Volume-Level Reception Trend

xychart-beta
    title "Berserk Volume Reception Over Time (avg rating)"
    x-axis [V1, V5, V10, V15, V20, V25, V30, V35, V40]
    y-axis "Avg Rating" 1 --> 5
    line [4.1, 4.3, 4.7, 4.8, 4.9, 4.9, 4.8, 4.6, 4.7]

The get_volume_reception tool fetches per-volume aggregates from a DynamoDB summary table (pre-computed nightly) rather than re-running RAG over 50M reviews at query time.


Anti-Spam and Quality Filters

flowchart TD
    NR([New Review Submitted]) --> VF{Verified\nPurchase?}
    VF -->|Yes| SC[Spam Classifier\nLightGBM model]
    VF -->|No| PQ[Penalised Quality Score ×0.5]
    SC -->|Clean| HV{Helpful votes\n≥ 3?}
    SC -->|Spam| DQ[Quarantine\nNot indexed]
    HV -->|Yes| FI[Full Index\nincluded in retrieval]
    HV -->|No| LQ[Low-quality bucket\nonly in full-scan queries]
    PQ --> LQ

    style NR fill:#4A90D9,color:#fff
    style DQ fill:#C0392B,color:#fff
    style FI fill:#27AE60,color:#fff

Failure Modes

Failure Symptom Mitigation
Sentiment skew from review bombing Avg drops overnight Anomaly detector on hourly avg shifts > 0.5; auto-hold suspicious reviews
ABSA model drift Aspect scores diverge from true sentiment Monthly eval against human-labeled test set; alert if F1 < 0.80
Review corpus index lag New reviews not retrieved Kinesis stream → OpenSearch ingest takes <60s; SLA acceptable
Over-fetching old reviews for new volumes Stale reception data created_at filter: weight recent reviews 2× for volumes < 3 months old

Interview Grill

Q: With 50M reviews, how do you keep OpenSearch responsive?
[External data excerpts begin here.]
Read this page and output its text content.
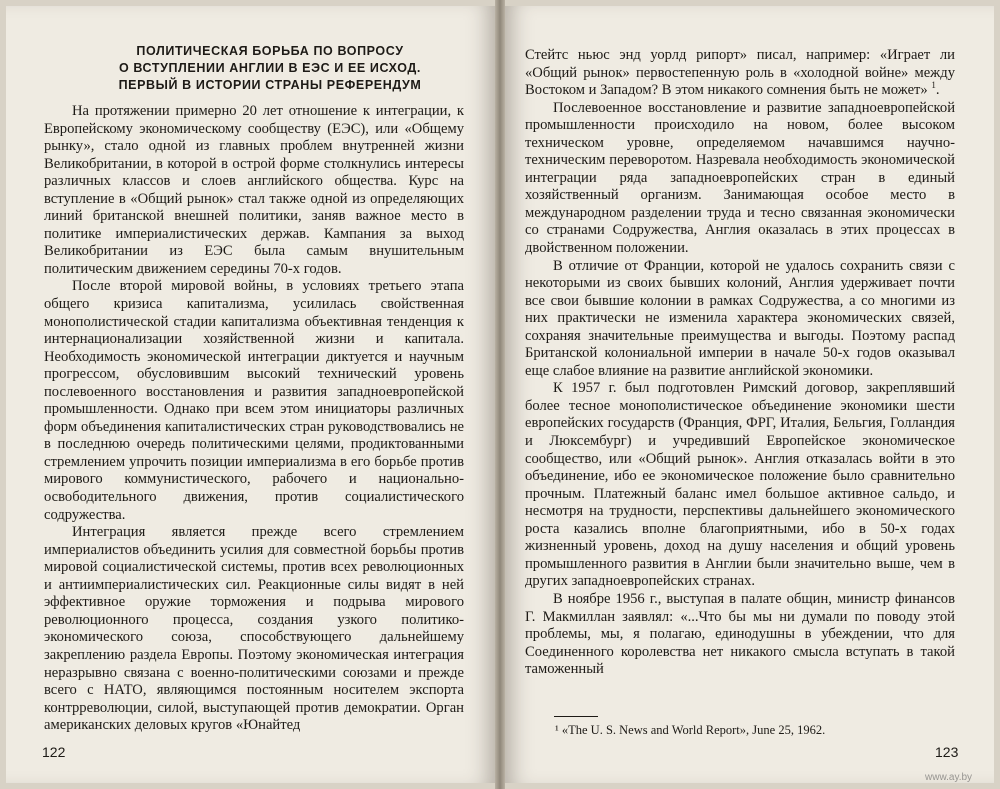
ПОЛИТИЧЕСКАЯ БОРЬБА ПО ВОПРОСУ
О ВСТУПЛЕНИИ АНГЛИИ В ЕЭС И ЕЕ ИСХОД.
ПЕРВЫЙ В ИСТОРИИ СТРАНЫ РЕФЕРЕНДУМ

На протяжении примерно 20 лет отношение к интеграции, к Европейскому экономическому сообществу (ЕЭС), или «Общему рынку», стало одной из главных проблем внутренней жизни Великобритании, в которой в острой форме столкнулись интересы различных классов и слоев английского общества. Курс на вступление в «Общий рынок» стал также одной из определяющих линий британской внешней политики, заняв важное место в политике империалистических держав. Кампания за выход Великобритании из ЕЭС была самым внушительным политическим движением середины 70-х годов.

После второй мировой войны, в условиях третьего этапа общего кризиса капитализма, усилилась свойственная монополистической стадии капитализма объективная тенденция к интернационализации хозяйственной жизни и капитала. Необходимость экономической интеграции диктуется и научным прогрессом, обусловившим высокий технический уровень послевоенного восстановления и развития западноевропейской промышленности. Однако при всем этом инициаторы различных форм объединения капиталистических стран руководствовались не в последнюю очередь политическими целями, продиктованными стремлением упрочить позиции империализма в его борьбе против мирового коммунистического, рабочего и национально-освободительного движения, против социалистического содружества.

Интеграция является прежде всего стремлением империалистов объединить усилия для совместной борьбы против мировой социалистической системы, против всех революционных и антиимпериалистических сил. Реакционные силы видят в ней эффективное оружие торможения и подрыва мирового революционного процесса, создания узкого политико-экономического союза, способствующего дальнейшему закреплению раздела Европы. Поэтому экономическая интеграция неразрывно связана с военно-политическими союзами и прежде всего с НАТО, являющимся постоянным носителем экспорта контрреволюции, силой, выступающей против демократии. Орган американских деловых кругов «Юнайтед

122

Стейтс ньюс энд уорлд рипорт» писал, например: «Играет ли «Общий рынок» первостепенную роль в «холодной войне» между Востоком и Западом? В этом никакого сомнения быть не может» $^1$.

Послевоенное восстановление и развитие западноевропейской промышленности происходило на новом, более высоком техническом уровне, определяемом начавшимся научно-техническим переворотом. Назревала необходимость экономической интеграции ряда западноевропейских стран в единый хозяйственный организм. Занимающая особое место в международном разделении труда и тесно связанная экономически со странами Содружества, Англия оказалась в этих процессах в двойственном положении.

В отличие от Франции, которой не удалось сохранить связи с некоторыми из своих бывших колоний, Англия удерживает почти все свои бывшие колонии в рамках Содружества, а со многими из них практически не изменила характера экономических связей, сохраняя значительные преимущества и выгоды. Поэтому распад Британской колониальной империи в начале 50-х годов оказывал еще слабое влияние на развитие английской экономики.

К 1957 г. был подготовлен Римский договор, закреплявший более тесное монополистическое объединение экономики шести европейских государств (Франция, ФРГ, Италия, Бельгия, Голландия и Люксембург) и учредивший Европейское экономическое сообщество, или «Общий рынок». Англия отказалась войти в это объединение, ибо ее экономическое положение было сравнительно прочным. Платежный баланс имел большое активное сальдо, и несмотря на трудности, перспективы дальнейшего экономического роста казались вполне благоприятными, ибо в 50-х годах жизненный уровень, доход на душу населения и общий уровень промышленного развития в Англии были значительно выше, чем в других западноевропейских странах.

В ноябре 1956 г., выступая в палате общин, министр финансов Г. Макмиллан заявлял: «...Что бы мы ни думали по поводу этой проблемы, мы, я полагаю, единодушны в убеждении, что для Соединенного королевства нет никакого смысла вступать в такой таможенный

¹ «The U. S. News and World Report», June 25, 1962.
123
www.ay.by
A: Pre-filter by manga_id reduces the search space from 50M to ~50K per title. HNSW index on that filtered subset is trivially fast. For the top 1000 titles, we also maintain pre-computed summary DynamoDB items so the RAG pipeline is bypassed entirely.

Q: How do you prevent one viral negative review from dominating the summary? A: Helpful votes are part of the RRF score fusion. High-upvote reviews rank higher, but we cap the quote extraction to pick one per sentiment bucket — preventing any single review from monopolising the output.

Q: How do you distinguish between "bad art style" (genuine critique) and "I don't like this genre's art" (preference mismatch)? A: The ABSA model is trained on genre-specific labelled data. A 3-star review of Berserk's art from a shoujo fan is tagged as preference_mismatch: true using a subclassifier, and excluded from the objective art quality scores.

Q: Should Claude read raw review text from the tool result? A: No. The tool returns a structured SentimentSummary with aggregated scores and 3 curated quotes. Raw review text would (a) blow the context window, (b) expose user PII, and © risk prompt injection from malicious review content.